¹ BRIC refers to the group of Brazil, Russia, India and China, which are all deemed to be at a similar stage of newly advanced economic development.
² Emerging Capital Partners (ECP) is an international private equity firm focused on investing across the African continent. It is the first private equity group to raise over USD 1.8 billion to invest exclusively in African companies.
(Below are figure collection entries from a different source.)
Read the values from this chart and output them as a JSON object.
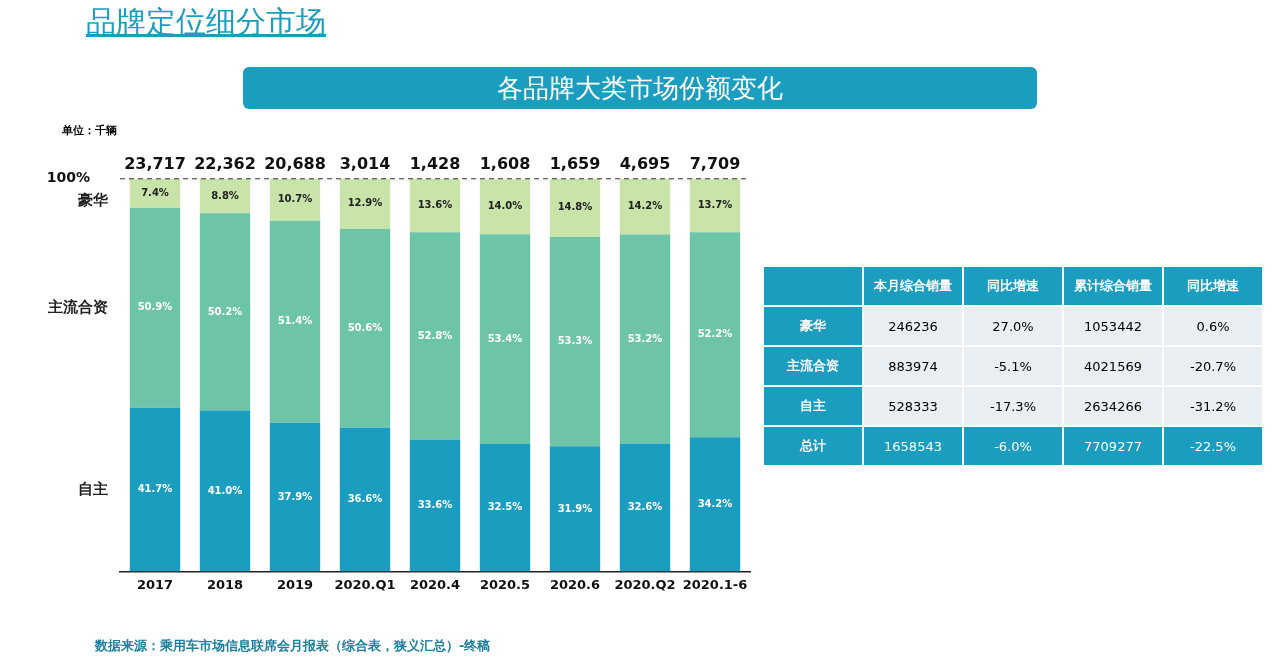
{
  "chart_data": [
    {
      "type": "bar",
      "title": "各品牌大类市场份额变化",
      "subtitle": "品牌定位细分市场",
      "stacked": true,
      "categories": [
        "2017",
        "2018",
        "2019",
        "2020.Q1",
        "2020.4",
        "2020.5",
        "2020.6",
        "2020.Q2",
        "2020.1-6"
      ],
      "series": [
        {
          "name": "自主",
          "color": "#1b9dc0",
          "values": [
            41.7,
            41.0,
            37.9,
            36.6,
            33.6,
            32.5,
            31.9,
            32.6,
            34.2
          ],
          "value_labels": [
            "41.7%",
            "41.0%",
            "37.9%",
            "36.6%",
            "33.6%",
            "32.5%",
            "31.9%",
            "32.6%",
            "34.2%"
          ]
        },
        {
          "name": "主流合资",
          "color": "#6ec4a6",
          "values": [
            50.9,
            50.2,
            51.4,
            50.6,
            52.8,
            53.4,
            53.3,
            53.2,
            52.2
          ],
          "value_labels": [
            "50.9%",
            "50.2%",
            "51.4%",
            "50.6%",
            "52.8%",
            "53.4%",
            "53.3%",
            "53.2%",
            "52.2%"
          ]
        },
        {
          "name": "豪华",
          "color": "#c9e4a9",
          "values": [
            7.4,
            8.8,
            10.7,
            12.9,
            13.6,
            14.0,
            14.8,
            14.2,
            13.7
          ],
          "value_labels": [
            "7.4%",
            "8.8%",
            "10.7%",
            "12.9%",
            "13.6%",
            "14.0%",
            "14.8%",
            "14.2%",
            "13.7%"
          ]
        }
      ],
      "ylim": [
        0,
        100.1
      ],
      "yticks": [
        {
          "value": 100,
          "label": "100%"
        }
      ],
      "ref_lines": [
        {
          "axis": "y",
          "value": 100,
          "label": null,
          "line_style": "dashed",
          "color": "#333333"
        }
      ],
      "grid": false,
      "legend": false,
      "annotations": [
        "单位：千辆",
        "数据来源：乘用车市场信息联席会月报表（综合表，狭义汇总）-终稿",
        {
          "text": "23,717",
          "x": "2017",
          "y": 100
        },
        {
          "text": "22,362",
          "x": "2018",
          "y": 100
        },
        {
          "text": "20,688",
          "x": "2019",
          "y": 100
        },
        {
          "text": "3,014",
          "x": "2020.Q1",
          "y": 100
        },
        {
          "text": "1,428",
          "x": "2020.4",
          "y": 100
        },
        {
          "text": "1,608",
          "x": "2020.5",
          "y": 100
        },
        {
          "text": "1,659",
          "x": "2020.6",
          "y": 100
        },
        {
          "text": "4,695",
          "x": "2020.Q2",
          "y": 100
        },
        {
          "text": "7,709",
          "x": "2020.1-6",
          "y": 100
        }
      ]
    },
    {
      "type": "other",
      "categories": [
        "本月综合销量",
        "同比增速",
        "累计综合销量",
        "同比增速"
      ],
      "y_categories": [
        "豪华",
        "主流合资",
        "自主",
        "总计"
      ],
      "cell_labels": [
        [
          "246236",
          "27.0%",
          "1053442",
          "0.6%"
        ],
        [
          "883974",
          "-5.1%",
          "4021569",
          "-20.7%"
        ],
        [
          "528333",
          "-17.3%",
          "2634266",
          "-31.2%"
        ],
        [
          "1658543",
          "-6.0%",
          "7709277",
          "-22.5%"
        ]
      ]
    }
  ]
}
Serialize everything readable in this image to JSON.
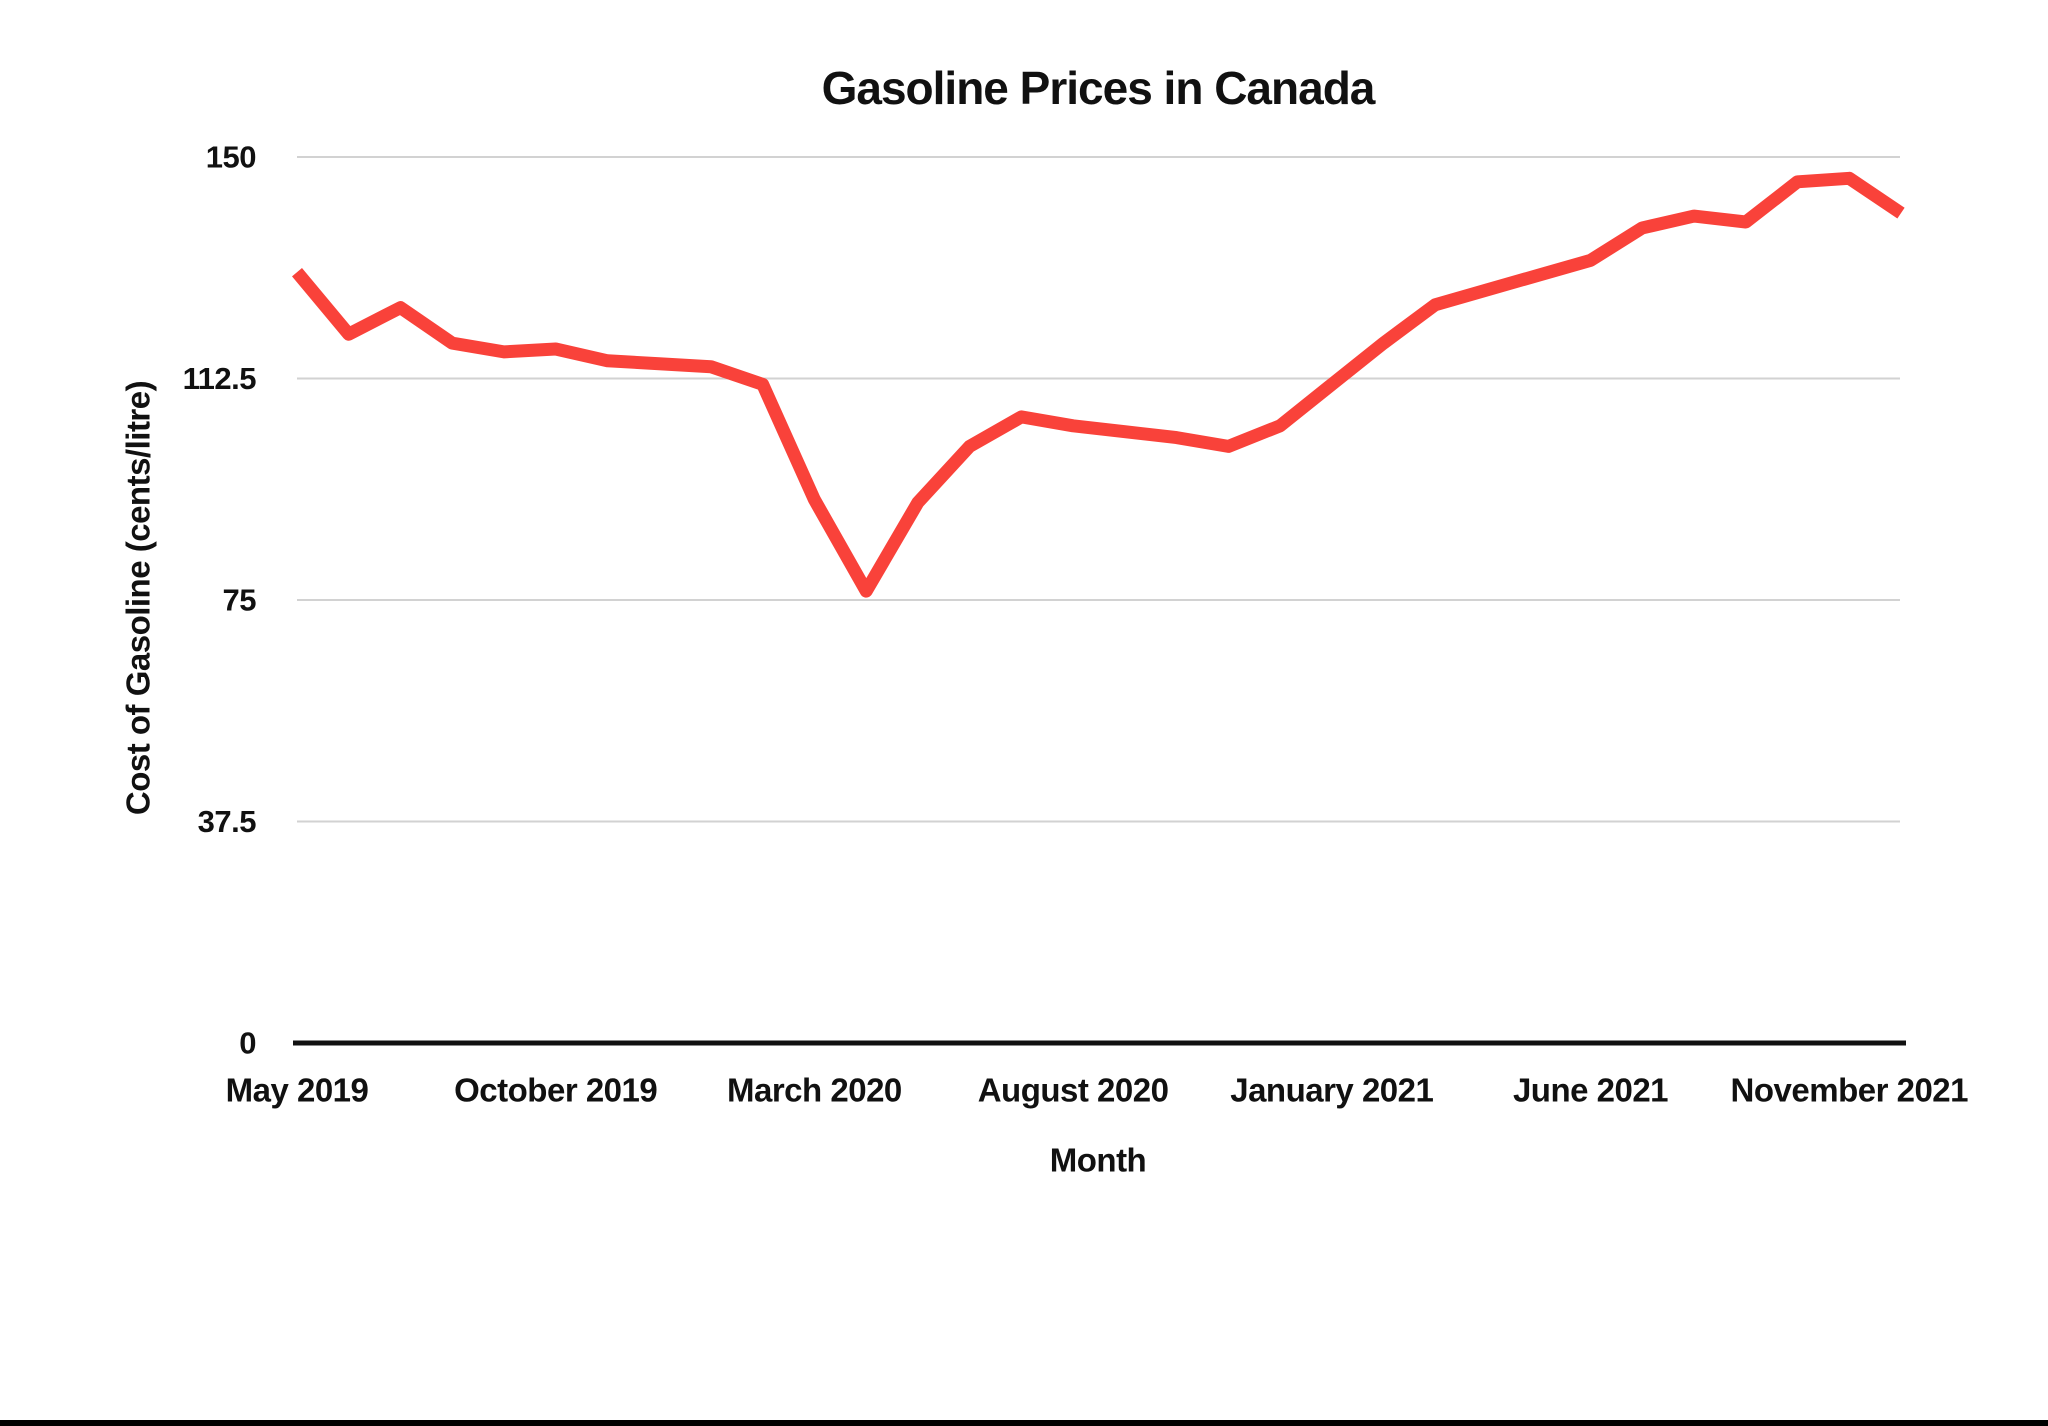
{
  "page": {
    "background": "#ffffff"
  },
  "chart_data": {
    "type": "line",
    "title": "Gasoline Prices in Canada",
    "xlabel": "Month",
    "ylabel": "Cost of Gasoline (cents/litre)",
    "x": [
      "May 2019",
      "Jun 2019",
      "Jul 2019",
      "Aug 2019",
      "Sep 2019",
      "Oct 2019",
      "Nov 2019",
      "Dec 2019",
      "Jan 2020",
      "Feb 2020",
      "Mar 2020",
      "Apr 2020",
      "May 2020",
      "Jun 2020",
      "Jul 2020",
      "Aug 2020",
      "Sep 2020",
      "Oct 2020",
      "Nov 2020",
      "Dec 2020",
      "Jan 2021",
      "Feb 2021",
      "Mar 2021",
      "Apr 2021",
      "May 2021",
      "Jun 2021",
      "Jul 2021",
      "Aug 2021",
      "Sep 2021",
      "Oct 2021",
      "Nov 2021",
      "Dec 2021"
    ],
    "series": [
      {
        "name": "Cost of Gasoline",
        "color": "#f9423a",
        "values": [
          130.5,
          120,
          124.5,
          118.5,
          117,
          117.5,
          115.5,
          115,
          114.5,
          111.5,
          92,
          76.5,
          91.5,
          101,
          106,
          104.5,
          103.5,
          102.5,
          101,
          104.5,
          111.5,
          118.5,
          125,
          127.5,
          130,
          132.5,
          138,
          140,
          139,
          145.8,
          146.4,
          140.5
        ]
      }
    ],
    "x_tick_labels": [
      "May 2019",
      "October 2019",
      "March 2020",
      "August 2020",
      "January 2021",
      "June 2021",
      "November 2021"
    ],
    "x_tick_every": 5,
    "y_ticks": [
      0,
      37.5,
      75,
      112.5,
      150
    ],
    "ylim": [
      0,
      150
    ],
    "grid": "horizontal-only",
    "legend": "none"
  },
  "colors": {
    "line": "#f9423a",
    "gridline": "#d2d2d2",
    "axis": "#111111",
    "text": "#111111",
    "bottom_bar": "#000000"
  }
}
³ Kingdom Zephyr Africa Management (KZAM) is a joint venture between Zephyr Management, L.P., a New York-based asset management firm, and Kingdom Holding Company, an investment vehicle headed by HRH Prince Alwaleed bin Talal Bin Abdulaziz Al Saud of Saudi Arabia. Both Zephyr and Kingdom Holding have been investing in African private equity for over 15 years.
4 See the article by Kiriga Kunyiha and Davinder Sikand, p.10 in this issue of Private Sector & Development.
5 Limited Partner is one of the co-owners of a business organized as limited partnership who does not participate in the management of the firm.
6 An index created by Morgan Stanley Capital International (MSCI) that is designed to measure equity market performance in global emerging markets. The MSCI Emerging Markets Index is a free float-adjusted market capitalization index that is designed to measure equity market performance of emerging markets. The MSCI EM Index consists of the following 21 emerging market country indices: Brazil, Chile, China, Colombia, Czech Republic, Egypt, Hungary, India, Indonesia, Korea, Malaysia, Mexico, Morocco, Peru, Philippines, Poland, Russia, South Africa, Taiwan, Thailand, and Turkey, as of May 30, 2011.

References / Coller Capital et EMPEA, 2011. Investor’s Views of Private Equity in Emerging Markets, Emerging Markets Private Equity Survey.  / EMPEA, 2011. Database, FundLink. / IMF, 2011. World Economic Outlook database, april. / RisCura and SAVCA, 2011. RisCura South African Private Equity Performance Report, February.